I really didn't want to go to the sick bay. You'd have to be mad to go to the sick bay. You'd have to be sick to—

On the way to double chemistry, Stan asked me if I was feeling all right. He looked concerned. Okay, so he always looked concerned about something, but that something wasn't usually me. I thought about telling him about my head troubles, Doc Jones, the works, but for some reason I couldn't. It wasn't even the sort of embarrassment that might stop you talking about your undescended testicles or pubic lice. It was a deeper reluctance, and it was dark and shrouded. And it had gotten itself mixed up with annoyance. So I went on the attack.

“Shut up, will you, Stan? You're the one who's allergic to the world. I mean, is there anything, and I mean literally
anything
, in the universe that doesn't make you sneeze, or make your eyes water, or bring you out in welts?”

It wasn't supposed to be unkind, but I think it probably came out that way. In any case Stan wasn't the sort to engage in repartee. He was more the sort who'd go off and hate himself in a corner, so I shouldn't have taken that path with him.

“You're just as bad.”

“It's only nuts, with me. You're everything. I mean, kiwi fruit? Who ever heard of being allergic to kiwi fruit?”

“So?”

“And latex.”

“Uh.”

“And pollen. All pollen.”

Stan shrugged. “You've got that too, remember.”

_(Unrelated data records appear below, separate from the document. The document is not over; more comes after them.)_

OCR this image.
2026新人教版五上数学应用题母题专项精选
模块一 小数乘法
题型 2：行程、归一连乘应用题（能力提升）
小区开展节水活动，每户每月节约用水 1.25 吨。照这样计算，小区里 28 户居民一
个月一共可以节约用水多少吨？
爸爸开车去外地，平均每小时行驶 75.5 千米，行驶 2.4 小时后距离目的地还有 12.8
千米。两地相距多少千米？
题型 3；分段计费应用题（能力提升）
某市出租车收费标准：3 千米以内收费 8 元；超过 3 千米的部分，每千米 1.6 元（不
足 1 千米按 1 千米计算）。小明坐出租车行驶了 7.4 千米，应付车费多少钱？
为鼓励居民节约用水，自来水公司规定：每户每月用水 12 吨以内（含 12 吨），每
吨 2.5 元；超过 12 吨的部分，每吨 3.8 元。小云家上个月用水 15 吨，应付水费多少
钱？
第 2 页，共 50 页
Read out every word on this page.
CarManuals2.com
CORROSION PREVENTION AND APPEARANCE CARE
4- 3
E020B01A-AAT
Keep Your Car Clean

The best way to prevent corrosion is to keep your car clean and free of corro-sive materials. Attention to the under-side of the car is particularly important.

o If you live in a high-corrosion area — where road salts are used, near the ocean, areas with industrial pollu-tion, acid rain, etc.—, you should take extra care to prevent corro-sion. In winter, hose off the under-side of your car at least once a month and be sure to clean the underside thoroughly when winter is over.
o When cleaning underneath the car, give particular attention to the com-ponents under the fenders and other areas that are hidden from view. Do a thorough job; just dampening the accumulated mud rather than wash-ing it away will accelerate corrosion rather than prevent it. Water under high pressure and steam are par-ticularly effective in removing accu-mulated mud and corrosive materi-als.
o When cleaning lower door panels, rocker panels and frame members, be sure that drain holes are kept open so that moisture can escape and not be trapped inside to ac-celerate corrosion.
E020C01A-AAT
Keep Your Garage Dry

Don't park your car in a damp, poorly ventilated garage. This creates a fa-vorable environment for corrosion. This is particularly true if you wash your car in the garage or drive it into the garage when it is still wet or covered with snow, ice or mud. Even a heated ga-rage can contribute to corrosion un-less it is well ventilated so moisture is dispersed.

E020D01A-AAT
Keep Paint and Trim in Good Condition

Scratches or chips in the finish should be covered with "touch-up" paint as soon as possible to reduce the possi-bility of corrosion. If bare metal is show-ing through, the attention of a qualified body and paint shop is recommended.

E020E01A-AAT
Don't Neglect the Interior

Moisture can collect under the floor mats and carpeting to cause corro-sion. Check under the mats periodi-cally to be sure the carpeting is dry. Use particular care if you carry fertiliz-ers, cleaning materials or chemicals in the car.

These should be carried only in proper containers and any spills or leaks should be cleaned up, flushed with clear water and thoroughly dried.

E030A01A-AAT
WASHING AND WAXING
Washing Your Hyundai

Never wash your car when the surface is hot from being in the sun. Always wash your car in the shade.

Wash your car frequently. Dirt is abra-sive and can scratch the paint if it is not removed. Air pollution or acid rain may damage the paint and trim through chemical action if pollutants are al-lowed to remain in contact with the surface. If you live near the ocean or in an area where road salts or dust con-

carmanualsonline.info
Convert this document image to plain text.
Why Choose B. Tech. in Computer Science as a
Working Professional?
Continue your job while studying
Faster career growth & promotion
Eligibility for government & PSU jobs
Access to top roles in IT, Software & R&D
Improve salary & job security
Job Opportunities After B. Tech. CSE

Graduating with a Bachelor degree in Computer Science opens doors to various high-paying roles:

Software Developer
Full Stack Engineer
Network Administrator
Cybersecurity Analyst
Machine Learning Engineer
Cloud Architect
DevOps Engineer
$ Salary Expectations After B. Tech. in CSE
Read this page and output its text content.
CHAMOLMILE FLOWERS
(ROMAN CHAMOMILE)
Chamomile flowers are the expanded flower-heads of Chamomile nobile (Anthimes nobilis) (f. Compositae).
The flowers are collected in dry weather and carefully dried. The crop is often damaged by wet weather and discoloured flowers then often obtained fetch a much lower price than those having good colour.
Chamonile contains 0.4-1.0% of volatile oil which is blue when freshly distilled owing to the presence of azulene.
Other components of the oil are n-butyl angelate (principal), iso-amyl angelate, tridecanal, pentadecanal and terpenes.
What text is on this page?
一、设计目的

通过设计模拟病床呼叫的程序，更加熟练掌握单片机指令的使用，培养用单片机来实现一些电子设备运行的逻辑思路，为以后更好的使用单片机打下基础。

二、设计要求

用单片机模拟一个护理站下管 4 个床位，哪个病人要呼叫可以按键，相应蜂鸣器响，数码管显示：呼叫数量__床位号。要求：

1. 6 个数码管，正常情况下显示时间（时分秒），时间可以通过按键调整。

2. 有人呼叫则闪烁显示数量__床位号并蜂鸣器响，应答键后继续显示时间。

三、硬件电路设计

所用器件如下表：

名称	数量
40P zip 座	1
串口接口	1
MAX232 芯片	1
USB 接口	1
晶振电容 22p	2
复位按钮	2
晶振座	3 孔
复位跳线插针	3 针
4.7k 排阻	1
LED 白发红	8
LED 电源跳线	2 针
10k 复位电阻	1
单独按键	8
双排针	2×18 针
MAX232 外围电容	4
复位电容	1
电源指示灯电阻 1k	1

“And wheat, and milk, and . . .” But by then I was talking to his back and feeling like a sod. At least I hadn't mentioned his twitches and tics.

He had two main sorts. The first sort involved closing one eye, while the same side of the face made a kind of fluttering
movement. It was a bit like a wink performed by a ham actor in a Restoration comedy with wigs and frock coats and ornamental snuffboxes—our class went to see a performance of some play,
The Fondling Fop
or something, by Sir Humbert Halfninney (1643–1701) at the theater in town, so I know all about this. The second sort of tic involved at least one additional eye in a sequence of rapid blinking, his face otherwise immobile.

I'm honestly not trying to be mean about Stan, who I love like a brother. I just want to give you the whole picture, and if you miss out on the blinking and winking (oh, and the compulsive knee shaking) then you're not seeing him like he is, in the round.